COSMOGENIC 10BE EROSION RATE ESTIMATES BETWEEN 3.2 AND 1 MA IN THE RIO IRUYA WATERSHED, NORTHWESTERN ARGENTINA

The relationship between climate, tectonics, and erosion rates in mountainous terrain remains poorly understood over long timescales. Although studies of modern systems allow comparison across modern climatic and tectonic gradients, long-term records are required to test the importance of disequilibrium landscape conditions created by global climate cycles and long-term climate trends. Erosion rates across the onset of Northern Hemisphere glaciation are of particular interest in light of an observed increase in global sedimentation rates over the last 5 Myr (Zhang et al., 2001). To address the question of erosion rate response to changes in tectonic setting and climate cycling, we present a record of temporal variations in paleo-erosion rates as determined from cosmogenic ¹⁰Be from the Río Iruya watershed in the northwestern Argentine Andes. The 100 m deep Río Iruya canyon is an extraordinary section of ~7500 m of sedimentary rock deposited in alluvial and fluvial environments during growth of the sub-Andean fold and thrust belt and only recently re-exposed when the river overwhelmed a flood control canal in 1898. Minimal post-burial cosmogenic production, along with published paleomagnetic stratigraphy data, makes the Río Iruya canyon an exceptional location to develop a long-term record of erosion rates.
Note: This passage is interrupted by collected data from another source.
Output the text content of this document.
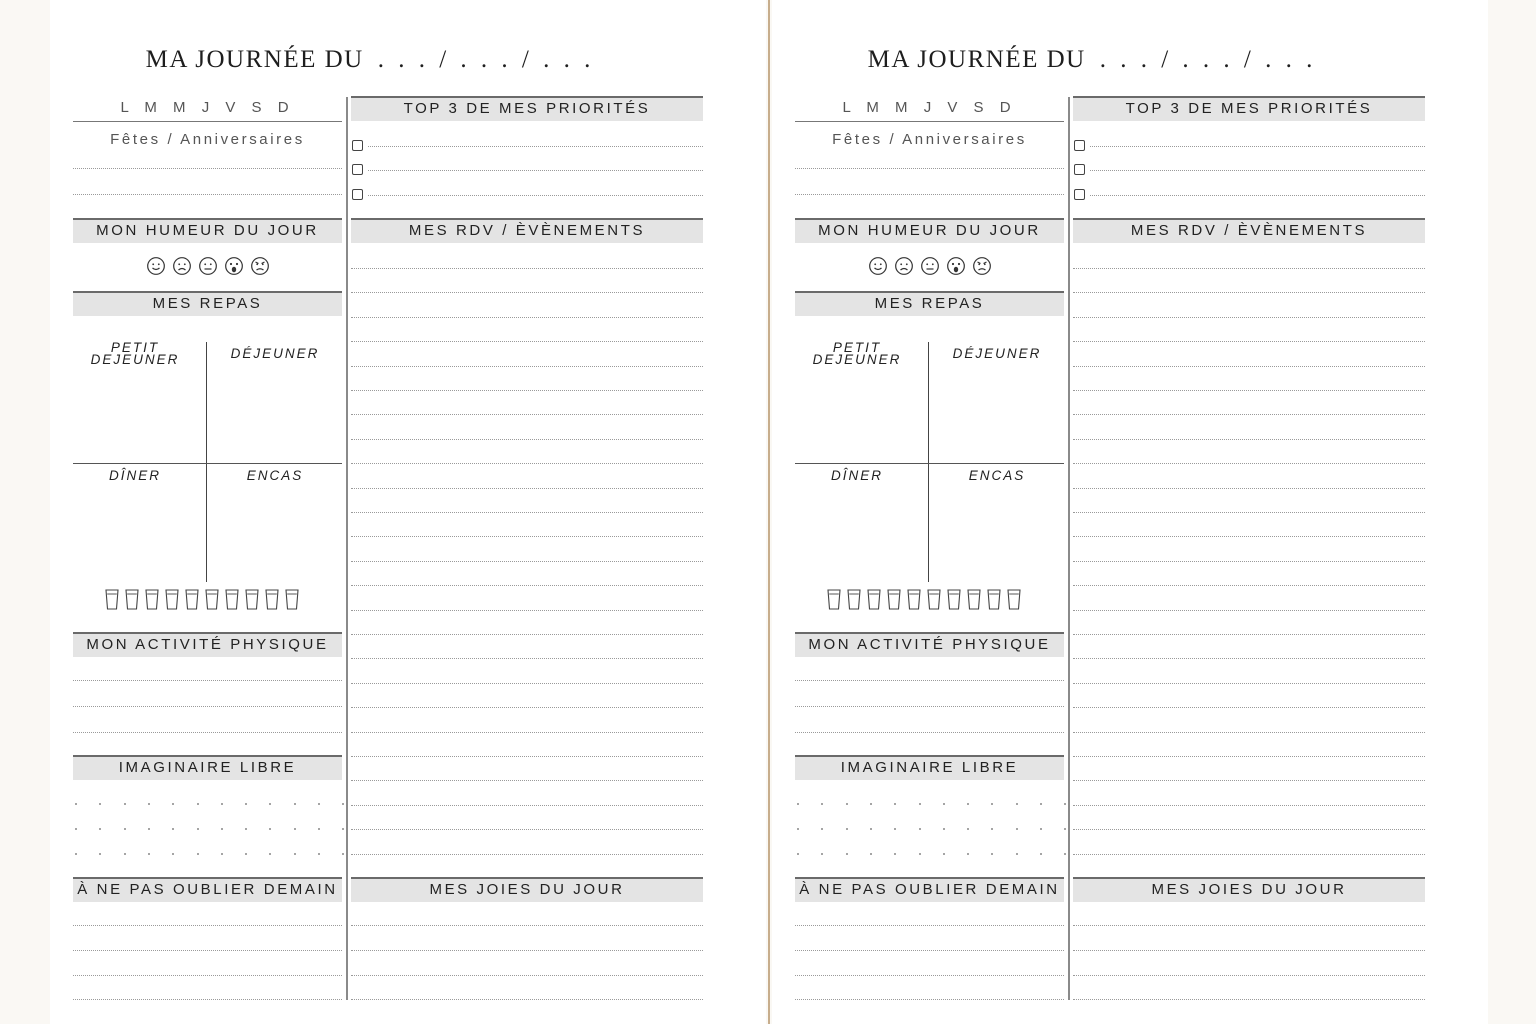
MA JOURNÉE DU . . . / . . . / . . .
L M M J V S D
Fêtes / Anniversaires
MON HUMEUR DU JOUR
MES REPAS
PETIT DEJEUNER	DÉJEUNER
DÎNER	ENCAS
MON ACTIVITÉ PHYSIQUE
IMAGINAIRE LIBRE
À NE PAS OUBLIER DEMAIN
TOP 3 DE MES PRIORITÉS
MES RDV / ÈVÈNEMENTS
MES JOIES DU JOUR
MA JOURNÉE DU . . . / . . . / . . .
L M M J V S D
Fêtes / Anniversaires
MON HUMEUR DU JOUR
MES REPAS
PETIT DEJEUNER	DÉJEUNER
DÎNER	ENCAS
MON ACTIVITÉ PHYSIQUE
IMAGINAIRE LIBRE
À NE PAS OUBLIER DEMAIN
TOP 3 DE MES PRIORITÉS
MES RDV / ÈVÈNEMENTS
MES JOIES DU JOUR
This study presents U-Pb zircon dates from 5 new interbedded ashes and higher resolution paleomagnetic measurements to further refine the stratigraphic framework, as well as 16 new basin-scale erosion rates estimated from 10Be in quartz separated from foreland basin sandstone strata deposited between 3.2 and 1 Ma. Thrust related uplift in the Subandean belt has contributed to increased sedimentation rates and changes in provenance in the Río Iruya section, which we plan to track using detrital zircons. We will also test for possible sediment recycling by comparing ¹⁰Be, ²⁶Al, and ²¹Ne ratios in each of the samples. Comparisons of erosion rate data with climate proxies (amplitude and frequency of δ¹⁸O from marine records) and tectonic models of sub-Andean and Andean growth over the same time period should newly inform our understanding of the relative contribution of each forcing in the erosional history of the northwest Argentine Andes and provide key methodological insights for future studies.